Le « soft power » au service du féminisme ? L’expression « charge mentale », qui correspond parfaitement à ce que vivent de très nombreuses femmes, vient de féministes qui ont parlé sur les réseaux sociaux de leur vie personnelle, en ont fait des livres, des BD, comme celle d’Emma. Il y a un effet d’entrainement transversal à toutes les sphères de la société : politique et militante, mais aussi dans les universités, le sport, l’art, le divertissement, l’entreprise, la vie personnelle. Ce féminisme est porté par des figures très différentes dans lesquelles on peut se reconnaître. La footballeuse américaine Megan Rapinoe est une idole pour de nombreuses petites filles. Elle a soutenu les footballeurs noirs insultés par Trump, les marches pour le climat, les questions féministes. Et voir une telle figure dans un sport dit « masculin », cela a un effet de « soft power » immense ! Virginie Despentes en littérature et Pénélope Bagieu en BD sont deux autrices qui ont largement popularisé les thèmes féministes, désormais présents aussi dans de nombreuses séries télé.

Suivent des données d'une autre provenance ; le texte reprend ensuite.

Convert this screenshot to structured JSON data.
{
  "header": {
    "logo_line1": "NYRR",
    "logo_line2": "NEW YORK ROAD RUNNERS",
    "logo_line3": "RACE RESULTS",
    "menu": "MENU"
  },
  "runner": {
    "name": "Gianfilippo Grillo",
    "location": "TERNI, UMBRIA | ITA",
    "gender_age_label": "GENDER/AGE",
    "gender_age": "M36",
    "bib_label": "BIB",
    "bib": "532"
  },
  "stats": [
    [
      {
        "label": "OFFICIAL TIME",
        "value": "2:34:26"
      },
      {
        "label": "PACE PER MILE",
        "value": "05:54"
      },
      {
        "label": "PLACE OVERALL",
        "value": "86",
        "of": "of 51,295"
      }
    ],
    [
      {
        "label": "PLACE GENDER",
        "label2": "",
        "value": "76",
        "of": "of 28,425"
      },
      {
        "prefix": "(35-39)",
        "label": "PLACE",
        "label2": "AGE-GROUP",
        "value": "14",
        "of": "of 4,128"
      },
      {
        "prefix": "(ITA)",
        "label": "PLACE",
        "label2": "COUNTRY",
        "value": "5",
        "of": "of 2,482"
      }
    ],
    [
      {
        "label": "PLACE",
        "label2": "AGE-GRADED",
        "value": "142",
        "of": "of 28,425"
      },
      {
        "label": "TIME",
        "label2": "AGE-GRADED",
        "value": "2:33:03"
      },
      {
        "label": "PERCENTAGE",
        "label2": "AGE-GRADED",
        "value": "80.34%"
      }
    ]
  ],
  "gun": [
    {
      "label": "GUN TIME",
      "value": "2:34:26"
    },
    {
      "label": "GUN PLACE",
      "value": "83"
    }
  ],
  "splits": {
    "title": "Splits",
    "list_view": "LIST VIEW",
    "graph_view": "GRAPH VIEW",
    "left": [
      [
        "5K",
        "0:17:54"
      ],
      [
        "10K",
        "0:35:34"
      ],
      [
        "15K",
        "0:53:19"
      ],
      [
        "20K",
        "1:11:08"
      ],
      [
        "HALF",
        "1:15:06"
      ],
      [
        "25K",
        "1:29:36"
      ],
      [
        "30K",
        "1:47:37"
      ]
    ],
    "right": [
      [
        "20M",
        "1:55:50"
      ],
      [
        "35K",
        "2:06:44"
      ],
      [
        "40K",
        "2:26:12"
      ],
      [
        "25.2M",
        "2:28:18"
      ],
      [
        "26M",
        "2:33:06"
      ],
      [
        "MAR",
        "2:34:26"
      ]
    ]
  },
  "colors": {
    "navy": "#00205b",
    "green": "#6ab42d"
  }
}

Iris Brey a par ailleurs très bien expliqué l’importance du « female gaze », le regard féminin : comment filmer différemment ou faire de la littérature ou de la BD en n’ayant pas toujours un regard masculin, érotisé, sur les corps des femmes. Le féminisme est extrêmement créatif et imaginatif. C’est une bouffée d’air frais qui ouvre le champ des possibles à tout le monde. Les hommes aussi peuvent, grâce au féminisme, se sortir des carcans de la masculinité hégémonique. C’est à la fois un enjeu d’égalité des droits, mais aussi un gage de liberté. Les jeunes générations ont de la chance, il y a aujourd’hui une offre culturelle beaucoup plus plurielle sur toutes ces questions, des regards différents sur le monde. Et elles y participent grandement !

 

Entretien réalisé par Véronique Kiesel pour Le Soir, autour de l’ouvrage « La démocratie féministe, réinventer le pouvoir », écrit par Marie-Cécile Naves.